Yes, makes perfect sense
Even though the benefits of an async queue are indisputable, I will respectfully point out that you brush over or ignore the drawbacks. More precisely you present this as a catch all approach for any system in any domain, at any stage of evolution. The main reason systems grow the wrong way is many people working over them over many years. I have learned that taking a conservative approach to accidental complexity of any kind, introducing it only when a valid reason exists (load, domain, team structures etc.) and favoring readability and easy to reason about systems will help to keep delivering value in the long term. Existing accidental complexity does not get eliminated, only moved elsewhere. In the absence of more context on when to use this ("always" is implied) this looks like overengineering. I think we agree that your sync code example is much easier to reason about than your async one. "Well, it is a bit more complex to manage in the user interface", "And you can play games on the front end" hides a lot of complexity in the FE to accommodate async patterns. Your "At more advanced levels" section presents no benefits really, doing these things in a sync pattern is exactly the same as in async, the complexity is moved to the infrastructure instead of the code.
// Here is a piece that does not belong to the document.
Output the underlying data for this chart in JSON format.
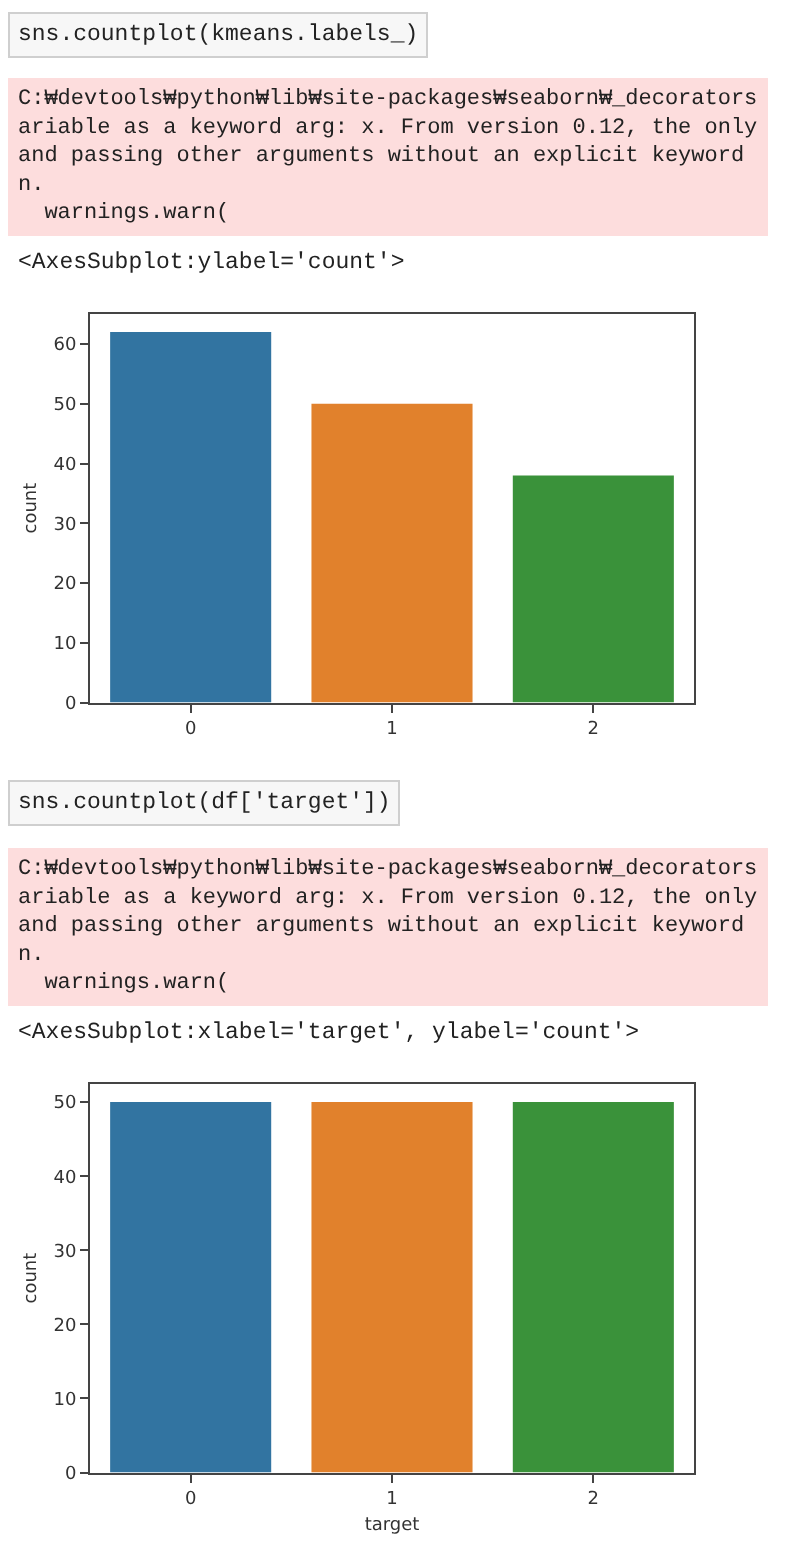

Great comment, I answered it here:
This pattern has a name: asynchronous request-response.
I seen another problem with a queue-backed system: lack of feedback after you send a message. What if the data you sent is not valid from the point of view of processing system (consumer)? There's no way to know unless you put your validation in the producing application, which in my opinion kills most of the benefits of the queue idea, even more so if you have several consumers
There are two types of validations in this context.
There is the "email address looks right to me" or "age must be >= 0 and < 120" and then there is a "the credit card charge went through".
For the first time, you do that inline, because they are cheap. For the second part, this is expensive, and you need to build some manner for reporting errors anyway.
Note that in this case, a lot of the complexity around this has been removed. You do minimal frontend validation, then post the message, then you can just check the state. The boundary between the system is easy.
Oren, that's precisely what I'm talking about. Lightweight validation can be done before sending the messsage, sure. You absolutely need a feedback from all the downstream systems. Not sure I can easily put together the implementation for that, but still. Without the feedback it's a nightmare such approach is difficult to troubeshoot. I heard people say "just use queue for everything, it's better arhitecture and throughtput is higher" which I totally disagree with.
Even if you have all the validation in the backend, that is still pretty good. The turn around time for most validation is going to be minimal, but your code will be ready for delays if needed.